De 2003 pra cá, o programa já beneficiou atletas goianos com 6,57 mil bolsas, e hoje muitos desses se tornaram campeões e são destaque nacional e internacional, a exemplo das irmãs Clemilda, Janildes e Márcia Fernandes, que somam várias conquistas no ciclismo internacional, e a lutadora de Taekwondo Valéria Rodrigues, com títulos goianos e brasileiros e em Pan-americano e Mundial.


Espírito Olímpico

O treinador Guedes e as atletas Jane, Adria e Nurya estão confiantes em um bom desempenho de muitos atletas goianos com chances de participar das Olimpíadas do Rio em 2016.

Eles afirmam que com a notícia dada pelo governador Marconi Perillo da criação da Bolsa Olímpica, um reforço a mais para os atletas em condições de serem convocados para representar o Brasil em 2016, a expectativa redobra.
“Essa notícia é excelente para todos nós. Vamos nos esforçar muito e quando estivermos lá faremos bonito como representantes de Goiás”, enfatiza Jane, sendo acrescentada pela também veterana Adria, que, assim como ela, é aposta de Goiás para brilhar nos Jogos de 2016:
“Como a nova bolsa anunciada pelo governador também alcançará os atletas paralímpicos, se for selecionada, vou me dedicar totalmente ao esporte, mas agora bem amparada financeiramente, diferente de 2012, quando abandonei meu trabalho, sem uma contrapartida maior.”
Chamada de Bolsa Olímpica, a nova modalidade do Programa Pró-Atleta, apenas do Estado de Goiás, tem o objetivo de proporcionar aos futuros campeões a chance de se dedicarem ainda mais para melhorar suas performances para os Jogos Olímpicos do ano que vem.

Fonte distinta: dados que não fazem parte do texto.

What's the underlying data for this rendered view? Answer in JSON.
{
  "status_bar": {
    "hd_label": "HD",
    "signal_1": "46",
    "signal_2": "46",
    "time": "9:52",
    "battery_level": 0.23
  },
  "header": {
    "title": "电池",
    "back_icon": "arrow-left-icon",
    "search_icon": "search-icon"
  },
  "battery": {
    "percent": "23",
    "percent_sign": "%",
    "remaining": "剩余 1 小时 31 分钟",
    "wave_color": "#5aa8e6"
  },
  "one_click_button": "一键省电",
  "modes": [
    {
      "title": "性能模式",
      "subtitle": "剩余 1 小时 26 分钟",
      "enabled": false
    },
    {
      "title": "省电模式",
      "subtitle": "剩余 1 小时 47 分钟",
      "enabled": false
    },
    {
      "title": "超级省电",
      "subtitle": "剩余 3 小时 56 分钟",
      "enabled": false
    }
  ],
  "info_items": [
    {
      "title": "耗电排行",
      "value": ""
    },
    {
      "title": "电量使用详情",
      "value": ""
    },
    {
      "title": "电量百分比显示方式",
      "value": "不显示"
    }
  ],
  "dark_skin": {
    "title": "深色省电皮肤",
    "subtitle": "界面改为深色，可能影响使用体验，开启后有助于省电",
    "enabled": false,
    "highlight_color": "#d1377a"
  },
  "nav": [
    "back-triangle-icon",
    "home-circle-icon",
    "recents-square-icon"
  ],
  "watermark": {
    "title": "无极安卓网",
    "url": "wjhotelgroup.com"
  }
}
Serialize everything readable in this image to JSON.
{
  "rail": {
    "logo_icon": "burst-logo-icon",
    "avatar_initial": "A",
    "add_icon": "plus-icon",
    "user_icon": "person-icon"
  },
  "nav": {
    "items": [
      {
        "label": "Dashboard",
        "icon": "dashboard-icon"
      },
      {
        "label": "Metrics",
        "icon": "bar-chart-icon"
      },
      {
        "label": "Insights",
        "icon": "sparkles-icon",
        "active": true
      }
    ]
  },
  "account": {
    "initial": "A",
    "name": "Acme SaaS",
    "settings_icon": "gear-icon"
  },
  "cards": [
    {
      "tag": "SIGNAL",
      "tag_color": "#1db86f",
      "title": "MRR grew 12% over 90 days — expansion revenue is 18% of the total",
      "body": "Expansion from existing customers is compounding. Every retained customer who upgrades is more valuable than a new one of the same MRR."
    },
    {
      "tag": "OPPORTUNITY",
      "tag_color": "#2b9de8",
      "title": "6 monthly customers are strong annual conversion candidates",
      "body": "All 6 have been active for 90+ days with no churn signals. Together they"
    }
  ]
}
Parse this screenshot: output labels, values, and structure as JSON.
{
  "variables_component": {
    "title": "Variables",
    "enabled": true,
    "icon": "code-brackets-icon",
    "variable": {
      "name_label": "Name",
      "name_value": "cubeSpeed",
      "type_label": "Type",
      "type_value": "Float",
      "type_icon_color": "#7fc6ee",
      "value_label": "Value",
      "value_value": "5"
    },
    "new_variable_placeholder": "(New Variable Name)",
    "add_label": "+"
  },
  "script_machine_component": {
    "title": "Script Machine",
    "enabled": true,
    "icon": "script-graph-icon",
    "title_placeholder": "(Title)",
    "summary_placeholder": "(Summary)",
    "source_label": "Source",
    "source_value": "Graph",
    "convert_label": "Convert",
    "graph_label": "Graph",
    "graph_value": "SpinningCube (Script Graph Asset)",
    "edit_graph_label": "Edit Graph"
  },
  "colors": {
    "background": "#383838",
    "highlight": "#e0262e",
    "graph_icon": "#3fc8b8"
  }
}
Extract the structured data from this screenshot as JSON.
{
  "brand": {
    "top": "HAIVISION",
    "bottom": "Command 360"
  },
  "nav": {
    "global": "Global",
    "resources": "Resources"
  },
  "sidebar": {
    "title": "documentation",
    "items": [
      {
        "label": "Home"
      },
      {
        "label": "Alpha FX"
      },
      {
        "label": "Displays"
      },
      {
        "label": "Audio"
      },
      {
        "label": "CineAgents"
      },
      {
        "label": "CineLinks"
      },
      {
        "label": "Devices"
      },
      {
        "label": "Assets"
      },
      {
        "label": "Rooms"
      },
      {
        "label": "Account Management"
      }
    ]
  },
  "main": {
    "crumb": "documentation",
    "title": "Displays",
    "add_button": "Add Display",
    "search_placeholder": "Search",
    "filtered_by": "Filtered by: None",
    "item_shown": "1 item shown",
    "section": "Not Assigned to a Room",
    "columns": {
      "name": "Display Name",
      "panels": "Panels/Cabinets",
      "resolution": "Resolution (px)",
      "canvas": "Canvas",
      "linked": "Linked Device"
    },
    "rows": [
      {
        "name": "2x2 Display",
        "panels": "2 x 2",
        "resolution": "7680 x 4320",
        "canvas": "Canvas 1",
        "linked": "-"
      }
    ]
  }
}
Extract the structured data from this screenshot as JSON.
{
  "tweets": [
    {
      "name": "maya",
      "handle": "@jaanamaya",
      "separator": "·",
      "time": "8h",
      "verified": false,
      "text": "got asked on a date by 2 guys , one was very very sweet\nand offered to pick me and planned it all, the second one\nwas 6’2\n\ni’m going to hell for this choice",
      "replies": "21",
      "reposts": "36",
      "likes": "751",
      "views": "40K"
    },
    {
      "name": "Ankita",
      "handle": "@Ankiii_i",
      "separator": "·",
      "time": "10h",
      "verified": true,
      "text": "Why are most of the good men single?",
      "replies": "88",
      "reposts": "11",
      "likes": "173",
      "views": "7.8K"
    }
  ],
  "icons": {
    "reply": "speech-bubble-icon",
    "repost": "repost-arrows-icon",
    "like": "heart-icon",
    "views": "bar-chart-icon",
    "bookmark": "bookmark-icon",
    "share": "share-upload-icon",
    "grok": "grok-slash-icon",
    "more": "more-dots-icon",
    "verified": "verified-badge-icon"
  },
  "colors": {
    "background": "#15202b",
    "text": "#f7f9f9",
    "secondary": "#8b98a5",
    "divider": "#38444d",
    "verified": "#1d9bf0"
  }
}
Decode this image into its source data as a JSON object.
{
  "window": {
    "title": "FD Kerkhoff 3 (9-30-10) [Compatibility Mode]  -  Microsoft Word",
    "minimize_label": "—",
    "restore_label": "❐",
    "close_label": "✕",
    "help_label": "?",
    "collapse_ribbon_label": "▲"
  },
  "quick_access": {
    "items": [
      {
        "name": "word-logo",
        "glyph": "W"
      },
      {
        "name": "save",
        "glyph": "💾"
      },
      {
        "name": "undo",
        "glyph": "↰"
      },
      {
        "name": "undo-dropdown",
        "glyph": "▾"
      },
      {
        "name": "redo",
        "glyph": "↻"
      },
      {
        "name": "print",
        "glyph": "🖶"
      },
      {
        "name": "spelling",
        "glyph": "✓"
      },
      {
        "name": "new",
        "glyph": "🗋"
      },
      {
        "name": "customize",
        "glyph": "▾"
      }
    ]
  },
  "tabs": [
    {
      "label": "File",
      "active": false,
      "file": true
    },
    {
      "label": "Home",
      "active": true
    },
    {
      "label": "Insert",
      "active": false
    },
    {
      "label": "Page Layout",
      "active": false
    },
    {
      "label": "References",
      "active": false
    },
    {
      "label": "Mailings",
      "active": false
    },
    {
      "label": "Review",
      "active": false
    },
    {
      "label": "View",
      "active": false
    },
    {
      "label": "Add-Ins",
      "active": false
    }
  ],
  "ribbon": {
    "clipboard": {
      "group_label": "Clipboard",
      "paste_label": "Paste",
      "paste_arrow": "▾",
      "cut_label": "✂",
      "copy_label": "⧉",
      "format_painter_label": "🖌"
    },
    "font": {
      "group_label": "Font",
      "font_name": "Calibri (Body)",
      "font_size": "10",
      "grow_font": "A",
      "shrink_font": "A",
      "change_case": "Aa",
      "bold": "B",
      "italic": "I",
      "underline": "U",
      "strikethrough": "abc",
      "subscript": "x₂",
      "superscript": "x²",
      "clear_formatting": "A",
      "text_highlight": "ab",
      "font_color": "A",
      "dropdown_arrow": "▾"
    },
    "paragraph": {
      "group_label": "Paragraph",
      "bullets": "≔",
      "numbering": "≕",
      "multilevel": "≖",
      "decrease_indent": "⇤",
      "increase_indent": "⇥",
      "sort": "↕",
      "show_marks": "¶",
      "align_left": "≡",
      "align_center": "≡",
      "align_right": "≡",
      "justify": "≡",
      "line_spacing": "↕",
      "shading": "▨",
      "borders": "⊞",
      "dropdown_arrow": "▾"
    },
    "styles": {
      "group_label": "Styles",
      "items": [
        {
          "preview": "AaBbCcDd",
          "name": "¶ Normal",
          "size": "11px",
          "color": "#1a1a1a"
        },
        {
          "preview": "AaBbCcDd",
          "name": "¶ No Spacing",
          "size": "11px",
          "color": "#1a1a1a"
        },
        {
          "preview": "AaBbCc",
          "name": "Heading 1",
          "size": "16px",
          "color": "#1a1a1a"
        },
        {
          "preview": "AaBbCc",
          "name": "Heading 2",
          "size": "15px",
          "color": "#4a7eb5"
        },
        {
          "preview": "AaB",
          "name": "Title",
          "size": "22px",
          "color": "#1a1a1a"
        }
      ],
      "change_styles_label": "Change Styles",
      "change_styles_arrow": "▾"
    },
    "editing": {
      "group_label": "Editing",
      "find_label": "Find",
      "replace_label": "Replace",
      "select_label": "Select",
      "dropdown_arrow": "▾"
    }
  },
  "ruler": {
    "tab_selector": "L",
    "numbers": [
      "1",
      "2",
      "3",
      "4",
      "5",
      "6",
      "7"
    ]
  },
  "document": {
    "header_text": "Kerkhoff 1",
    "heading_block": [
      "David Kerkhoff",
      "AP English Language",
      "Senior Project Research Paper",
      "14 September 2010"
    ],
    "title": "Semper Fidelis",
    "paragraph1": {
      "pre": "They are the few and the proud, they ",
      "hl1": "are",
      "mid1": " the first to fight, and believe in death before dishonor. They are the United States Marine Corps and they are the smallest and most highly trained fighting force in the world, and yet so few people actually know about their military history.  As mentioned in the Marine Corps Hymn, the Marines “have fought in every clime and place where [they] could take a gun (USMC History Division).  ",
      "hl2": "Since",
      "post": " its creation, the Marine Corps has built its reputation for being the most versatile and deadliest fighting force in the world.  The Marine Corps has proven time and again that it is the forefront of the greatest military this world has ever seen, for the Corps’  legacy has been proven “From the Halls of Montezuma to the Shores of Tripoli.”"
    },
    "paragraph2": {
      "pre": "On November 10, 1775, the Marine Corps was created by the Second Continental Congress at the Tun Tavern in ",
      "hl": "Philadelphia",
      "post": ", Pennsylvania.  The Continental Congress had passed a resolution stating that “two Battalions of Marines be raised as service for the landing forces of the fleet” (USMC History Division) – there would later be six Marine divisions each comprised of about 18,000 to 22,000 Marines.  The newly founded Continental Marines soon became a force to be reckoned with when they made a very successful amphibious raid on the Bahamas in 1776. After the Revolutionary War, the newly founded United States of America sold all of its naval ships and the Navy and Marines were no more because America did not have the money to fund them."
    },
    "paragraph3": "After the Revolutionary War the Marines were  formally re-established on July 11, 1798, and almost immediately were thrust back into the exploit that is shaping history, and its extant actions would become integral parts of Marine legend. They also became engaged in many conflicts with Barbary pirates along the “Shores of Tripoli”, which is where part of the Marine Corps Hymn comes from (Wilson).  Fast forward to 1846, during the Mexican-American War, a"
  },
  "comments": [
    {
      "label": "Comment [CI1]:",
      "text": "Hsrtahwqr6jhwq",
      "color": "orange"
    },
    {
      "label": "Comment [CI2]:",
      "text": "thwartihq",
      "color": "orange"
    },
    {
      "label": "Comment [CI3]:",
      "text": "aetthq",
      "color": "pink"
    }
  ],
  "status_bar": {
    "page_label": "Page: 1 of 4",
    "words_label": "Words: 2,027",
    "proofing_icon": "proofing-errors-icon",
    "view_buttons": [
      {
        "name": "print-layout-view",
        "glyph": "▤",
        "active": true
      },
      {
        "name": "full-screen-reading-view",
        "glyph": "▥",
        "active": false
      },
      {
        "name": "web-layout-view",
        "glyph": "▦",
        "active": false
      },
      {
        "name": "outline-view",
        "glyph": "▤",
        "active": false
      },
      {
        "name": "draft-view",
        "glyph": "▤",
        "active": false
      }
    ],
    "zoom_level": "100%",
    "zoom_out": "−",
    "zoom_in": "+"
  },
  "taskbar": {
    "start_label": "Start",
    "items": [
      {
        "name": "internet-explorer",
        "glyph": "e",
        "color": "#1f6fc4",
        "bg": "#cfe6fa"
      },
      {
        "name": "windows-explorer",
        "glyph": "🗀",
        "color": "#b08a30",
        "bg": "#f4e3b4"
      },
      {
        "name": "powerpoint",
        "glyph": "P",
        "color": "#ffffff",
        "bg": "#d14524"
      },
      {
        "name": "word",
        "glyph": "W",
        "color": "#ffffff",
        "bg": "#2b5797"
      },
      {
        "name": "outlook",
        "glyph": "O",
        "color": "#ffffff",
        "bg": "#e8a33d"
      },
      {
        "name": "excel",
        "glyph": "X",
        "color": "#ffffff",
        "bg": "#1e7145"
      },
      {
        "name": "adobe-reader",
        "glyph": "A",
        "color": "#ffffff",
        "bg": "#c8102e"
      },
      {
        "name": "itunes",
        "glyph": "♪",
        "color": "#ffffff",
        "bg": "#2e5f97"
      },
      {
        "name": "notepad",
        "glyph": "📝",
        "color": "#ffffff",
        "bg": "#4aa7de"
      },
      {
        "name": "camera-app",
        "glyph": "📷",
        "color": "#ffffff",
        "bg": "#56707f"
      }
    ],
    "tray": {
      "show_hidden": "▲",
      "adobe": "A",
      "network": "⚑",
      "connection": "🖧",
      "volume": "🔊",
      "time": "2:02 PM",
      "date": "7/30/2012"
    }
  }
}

O valor do repasse ainda não foi definido, mas conforme a secretária de Estado de Educação, Esporte e Lazer, Raquel Teixeira, ficará em torno de R$ 1 mil, R$ 1,5 mil.

Avaliação positiva
Diante dos notórios feitos, no cenário nacional e internacional, de vários atletas goianos que recebem bolsas do Pró-Atleta, a secretária de Estado de Educação, Esporte e Lazer, Raquel Teixeira, não tem dúvidas em afirmar que, por aqui, os investimentos provenientes do poder público estão se convertendo em excelentes resultados no esporte profissional, visto que o desempenho dos atletas está cada vez mais satisfatório, nas mais variadas competições esportivas.
A secretária explica que as conquistas vão além das expectativas de sua criação, cujos objetivos têm foco no auxílio aos atletas, para evitar o abandono da prática esportiva, além de impedir que aqueles considerados de alto rendimento deixem o Estado para treinar em outros lugares.
“O sucesso da iniciativa pode ser visto até mesmo pelo número de contemplados nesta edição, que são 530 atletas de 33 federações e que foram contemplados porque participaram regularmente dos calendários de competições”, reforça.
Dentro dos mesmos objetivos de estímulo ao esporte, a secretária destaca ainda a importância da Bolsa Olímpica como um incentivo a mais aos atletas que têm chances de disputar as Olimpíadas do Rio em 2016, reforçando que o apoio do governo é para que eles (os atletas) se esforcem em seus treinos.
“É uma novidade, um incentivo que foi recebido com euforia pelos atletas goianos, que dará condições ao nosso Estado de formar um grupo olímpico forte, competitivo”, conclui Raquel.